My current research is concentrated on Machine Consciousness. This is a specific area of Machine Intelligence, which is related to Artificial Intelligence, but with greater concentration on robotic embodiments.

The SeaDog Project

The SeaDog project involves the development of a marine robot directed towards the remediation of the invasive lionfish (Pterois volitans/miles). It is also an environmental monitoring robot as it is capable of benthic surveys to 100m. It is supported in part by the AARISE program.

The Autonomous Aquatic Robot for Invasive Species Evaluation (AARISE) project is funded by the LU Center for Advances in Water and Air Quality (CAWAQ) which promotes understanding of critical environmental issues and develops solutions for mitigating challenges in water and air quality faced by industries and global community through research, educational programs, and community outreach.

At present, we are working with the OpenROV 2.8 unit and have Trident ROVs on order.

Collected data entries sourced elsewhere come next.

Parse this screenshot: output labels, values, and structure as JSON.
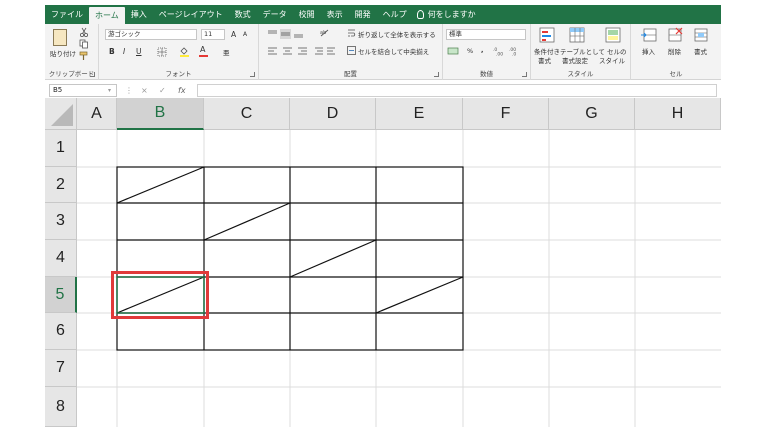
{
  "menu": {
    "tabs": [
      {
        "label": "ファイル",
        "active": false
      },
      {
        "label": "ホーム",
        "active": true
      },
      {
        "label": "挿入",
        "active": false
      },
      {
        "label": "ページレイアウト",
        "active": false
      },
      {
        "label": "数式",
        "active": false
      },
      {
        "label": "データ",
        "active": false
      },
      {
        "label": "校閲",
        "active": false
      },
      {
        "label": "表示",
        "active": false
      },
      {
        "label": "開発",
        "active": false
      },
      {
        "label": "ヘルプ",
        "active": false
      }
    ],
    "tell_me": "何をしますか"
  },
  "ribbon": {
    "clipboard": {
      "paste_label": "貼り付け",
      "group_label": "クリップボード"
    },
    "font": {
      "font_name": "游ゴシック",
      "font_size": "11",
      "bold": "B",
      "italic": "I",
      "underline": "U",
      "grow": "A",
      "shrink": "A",
      "color_a": "A",
      "phonetic": "亜",
      "group_label": "フォント"
    },
    "alignment": {
      "wrap_text": "折り返して全体を表示する",
      "merge_center": "セルを結合して中央揃え",
      "group_label": "配置"
    },
    "number": {
      "format": "標準",
      "percent": "%",
      "comma": ",",
      "group_label": "数値"
    },
    "styles": {
      "conditional": "条件付き",
      "conditional2": "書式",
      "table": "テーブルとして",
      "table2": "書式設定",
      "cell_styles": "セルの",
      "cell_styles2": "スタイル",
      "group_label": "スタイル"
    },
    "cells": {
      "insert": "挿入",
      "delete": "削除",
      "format": "書式",
      "group_label": "セル"
    }
  },
  "formula_bar": {
    "name_box": "B5",
    "cancel": "×",
    "enter": "✓",
    "fx": "fx",
    "formula": ""
  },
  "grid": {
    "columns": [
      "A",
      "B",
      "C",
      "D",
      "E",
      "F",
      "G",
      "H"
    ],
    "rows": [
      "1",
      "2",
      "3",
      "4",
      "5",
      "6",
      "7",
      "8"
    ],
    "selected_column": "B",
    "selected_row": "5",
    "selection_color": "#e03a3a",
    "header_accent": "#217346"
  }
}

We are also developing a custom robot to address the problem.

War of the Worlds Robot

We are developing a walking robot based on the Lynxmotion Mini-Hexapod platform that seeks out invasive fire ants (Solenopsis invicta) and dispatches them with a blue laser. This robot will be driven by an Nvidia Jetson embedded processing system that will access a gimbal-mounted camera to locate fire ants and also aim the laser. The robot is currently being developed as an undergraduate research activity.

Plume Monitoring Swarm

Plume Monitoring Robotic Swarm: Plumebots

The Plume Monitoring Swarm project involves an area of robotics where swarms of small robots cooperate to achieve a common task. In this instance, we are interested in measuring the extent of chemical plumes in bodies of water. These plumes can be as simple as freshwater plumes in saltwater bodies, or the reverse. We are also interested in the plumes created by chemical effluents where the type of plumes measurable is limited only by the availability of sensor technology. Our existing prototypes are able to measure salinity, pH, temperature, TDS and conductivity. Current environmental monitoring science has developed various software models for the simulation of aqueous plumes, but to date accurate, 3D sensing of plume structure in situ has not been accomplished.

This project presents a robotic swarm consisting of multiple copies of a robot that we have named the Plumebot. The swarm is released at the origin of the plume and the robots spread out and collect data on the extent and structure of the plume in the water. The Plumebots are in communication with each other and are capable of maintaining their distance in order to develop an accurate and dynamic map of the plume shape. When the swarm has completed their survey, they regroup downstream for collection and data dump and analysis.